Matching Patient Personalities with IOL Options
Making IOL recommendations requires understanding patients’ personalities. The key: Never guarantee anything, says Dr. Ajamian. Instead, find out each patient’s goals and expectations. Here are some common patient personality types and how best to approach them:
1. Perfectionists. Patients expect perfect vision after IOL surgery. But never promise complete independence from glasses. Patients may still not be able to read up close and could experience halos and glare at nighttime, according to Dr. Karpecki. Or they may need glasses for protection against macular degeneration after surgery. Patients with astigmatism can expect to have clear vision without glasses, but may still need reading glasses. Those who like to read can benefit from multifocals, and will have clear distance vision, but need reading glasses for small print, says Dr. Karpecki. Ask the patient two questions: “Is it important for you to have clear vision? Is a low risk of halos or glare OK?”
2. Hard-to-please patients. “If you have a patient who’s very particular—who is very difficult to please with spectacles-—I’d be cautious about recommending a multifocal in this patient,” says Daryl Mann, OD, chief manager of South East Eye Specialists in Chattanooga, Tenn. If the patient had multifocal glasses or contact lenses in the past, they may be a good candidate for a multifocal IOL, especially if they don’t like the thought of reading glasses.
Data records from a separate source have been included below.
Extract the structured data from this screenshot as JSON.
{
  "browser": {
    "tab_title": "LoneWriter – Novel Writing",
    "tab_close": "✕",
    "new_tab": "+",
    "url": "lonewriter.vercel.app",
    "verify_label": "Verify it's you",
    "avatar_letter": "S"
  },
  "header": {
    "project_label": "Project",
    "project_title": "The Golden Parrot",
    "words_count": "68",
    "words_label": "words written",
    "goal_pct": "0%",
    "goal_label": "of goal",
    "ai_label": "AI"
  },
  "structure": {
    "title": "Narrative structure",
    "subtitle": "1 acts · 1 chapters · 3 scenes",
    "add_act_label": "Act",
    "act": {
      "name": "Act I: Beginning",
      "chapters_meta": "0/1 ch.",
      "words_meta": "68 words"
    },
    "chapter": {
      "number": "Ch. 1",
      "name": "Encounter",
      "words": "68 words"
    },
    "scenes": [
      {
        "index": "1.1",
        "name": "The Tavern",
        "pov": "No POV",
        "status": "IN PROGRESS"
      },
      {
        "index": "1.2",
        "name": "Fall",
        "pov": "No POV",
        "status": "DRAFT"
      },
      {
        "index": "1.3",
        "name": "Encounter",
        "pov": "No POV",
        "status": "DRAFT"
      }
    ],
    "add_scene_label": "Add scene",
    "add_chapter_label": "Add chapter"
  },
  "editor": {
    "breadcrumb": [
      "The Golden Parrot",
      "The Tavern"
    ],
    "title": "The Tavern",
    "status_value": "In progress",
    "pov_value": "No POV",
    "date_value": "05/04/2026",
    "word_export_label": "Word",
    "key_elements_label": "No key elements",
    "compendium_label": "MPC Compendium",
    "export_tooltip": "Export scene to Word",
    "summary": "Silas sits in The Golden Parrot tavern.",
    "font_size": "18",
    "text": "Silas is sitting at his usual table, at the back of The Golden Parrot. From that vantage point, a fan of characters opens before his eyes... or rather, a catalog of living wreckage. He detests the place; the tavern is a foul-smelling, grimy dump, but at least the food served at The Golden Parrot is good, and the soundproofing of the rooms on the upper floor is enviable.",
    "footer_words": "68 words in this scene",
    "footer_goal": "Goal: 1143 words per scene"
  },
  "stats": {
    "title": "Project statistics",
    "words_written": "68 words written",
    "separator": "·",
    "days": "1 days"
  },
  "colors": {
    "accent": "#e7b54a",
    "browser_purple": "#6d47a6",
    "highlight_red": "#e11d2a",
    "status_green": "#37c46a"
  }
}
3. Creatures of habit. Patients accustomed to wearing glasses or contacts to perform certain tasks would not be good candidates for certain types of lenses, according to Dr. Waltz.
If a patient is used to monovision contact lenses before cataract surgery, chances are they’ll want to continue that after cataract surgery, according to Dr. Ajamian.
If the patient is used to taking their glasses off to read, they’ll balk at a multifocal or accommodating IOL, says Dr. Waltz. He puts them in a special file because they have specific needs. He typically leaves the patient plano for distance and nearsighted to allow to stay as they were.
“They’re telling you they’re a creature of habit, and my habit is to take off my glasses and I don’t mind doing that,” says Dr. Waltz. “So if you make me change my habits, I’m not a very happy creature.”
A new category of presbyopia-correcting IOLs undergoing FDA trials would allow added near vision with fewer halos and less glare, says Dr. Stein. These are called extended depth-of-focus IOLs; investigational designs include the Symfony IOL (Abbott) and Adaptis shape-changing lenses (Hoya).
The Calhoun Light Adjustable Lens—also advancing in FDA trials—allows the surgeon to implant the lens and return to the patient later to adjust for power, cylinder and higher-order aberrations, says Dr. Stein.
Elenza, a new player in this market, is developing the Sapphire Autofocal, an IOL that lets the surgeon adjust for near, intermediate and distance vision with an “electro-active switchable element,” according to its website, www.elenza.com.
Breaking the News About Out-of-Pocket Costs
The out-of-pocket costs to patients for these lenses can be steep. While that discussion is best left to the surgical practice, you should at least explain the concept of patient-shared billing so they know they’ll be expected to cover what insurance does not.
1. Put a positive spin on it. It’s going to allow them to see better for the rest of their lives, says Dr. Ajamian. For example, you could say, “If this is something you want, it’s worth finding a way to pay for it.”
2. Finance it. Recommend financing companies such as Care Credit. “It’s like leasing a car,” says Dr. Ajamian. If you can’t pay cash for the car, you take out a loan or lease it; and isn’t your vision more important than a car?”
3. Be transparent. Always tell patients there are additional costs for premium IOLs that health insurance does not cover, according to Dr. Ajamian. Have an idea of the exact costs, copays and facility fees of the surgeon. Your office staff can go over an itemized list of the additional costs if your patient is interested in a particular lens.